Empleo, pobreza y desigualdad. Al igual que otros años, la política macroeconómica deberá aspirar a satisfacer simultáneamente varios objetivos: estabilidad de precios y del sistema financiero (que no abordaremos en esta ocasión), y sentar las bases generales para contribuir al crecimiento y generación de empleo, y reducir la pobreza y la desigualdad. ¿Se lograrán en el 2014? Creemos que el primero de ellos –estabilidad de precios– sí está al alcance del Gobierno y el BCCR, al menos en el primer semestre. Pero tenemos reservas sobre la disminución del desempleo, pobreza y desigualdad, que requieren, como mínimo, de tasas de crecimiento elevadas y sostenidas por períodos largos. Y eso, en el primer semestre del año entrante, no sucederá.

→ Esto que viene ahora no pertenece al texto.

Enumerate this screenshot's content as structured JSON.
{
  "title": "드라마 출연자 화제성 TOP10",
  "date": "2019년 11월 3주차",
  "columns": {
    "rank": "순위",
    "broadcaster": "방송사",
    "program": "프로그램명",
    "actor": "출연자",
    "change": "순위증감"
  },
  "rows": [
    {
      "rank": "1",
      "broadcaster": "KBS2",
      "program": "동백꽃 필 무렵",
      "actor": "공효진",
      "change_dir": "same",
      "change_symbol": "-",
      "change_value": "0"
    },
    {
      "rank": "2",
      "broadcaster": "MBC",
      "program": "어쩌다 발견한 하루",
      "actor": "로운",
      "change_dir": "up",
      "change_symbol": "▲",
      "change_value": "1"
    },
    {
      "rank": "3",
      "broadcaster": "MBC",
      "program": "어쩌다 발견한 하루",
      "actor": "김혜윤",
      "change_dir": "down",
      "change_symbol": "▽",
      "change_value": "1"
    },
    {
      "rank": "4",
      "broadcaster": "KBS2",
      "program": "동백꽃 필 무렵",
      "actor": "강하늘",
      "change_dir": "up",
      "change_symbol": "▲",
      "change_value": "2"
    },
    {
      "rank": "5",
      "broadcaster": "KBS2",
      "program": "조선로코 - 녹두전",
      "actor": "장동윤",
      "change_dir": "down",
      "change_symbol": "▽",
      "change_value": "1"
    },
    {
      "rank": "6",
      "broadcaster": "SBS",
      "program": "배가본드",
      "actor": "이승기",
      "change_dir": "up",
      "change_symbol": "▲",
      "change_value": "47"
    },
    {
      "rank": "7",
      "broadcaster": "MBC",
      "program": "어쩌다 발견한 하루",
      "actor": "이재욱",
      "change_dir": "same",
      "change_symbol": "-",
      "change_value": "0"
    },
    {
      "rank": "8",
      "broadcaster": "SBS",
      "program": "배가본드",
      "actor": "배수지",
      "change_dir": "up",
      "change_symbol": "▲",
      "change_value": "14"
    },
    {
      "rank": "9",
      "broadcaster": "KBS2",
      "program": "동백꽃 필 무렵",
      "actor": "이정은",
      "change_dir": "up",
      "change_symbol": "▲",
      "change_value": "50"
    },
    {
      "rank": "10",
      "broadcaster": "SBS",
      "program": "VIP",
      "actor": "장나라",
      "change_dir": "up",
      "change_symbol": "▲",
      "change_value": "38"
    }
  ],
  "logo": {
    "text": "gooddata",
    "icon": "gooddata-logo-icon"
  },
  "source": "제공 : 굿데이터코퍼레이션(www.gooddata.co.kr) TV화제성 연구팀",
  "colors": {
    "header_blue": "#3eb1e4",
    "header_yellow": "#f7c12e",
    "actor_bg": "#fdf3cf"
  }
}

Es más: si el mayor crecimiento esperado de la producción generara mayores fuentes de trabajo, como es de esperar, aun así el desempleo podría permanecer igual, habida cuenta de que la reducción observada en el último trimestre del año pasado se debió a una disminución de la fuerza activa, dado el abandono del mercado que hicieron trabajadores desencantados por no conseguir trabajo. Si el empleo aumenta, esas personas ausentes podrían reaparecer. En esas circunstancias, el reto del próximo Gobierno será combatir por todos los medios –no solo mediante la política macroeconómica– la pobreza y la desigualdad. Esperamos que el finalmente elegido, quien quiera que sea, esté a la altura de los retos.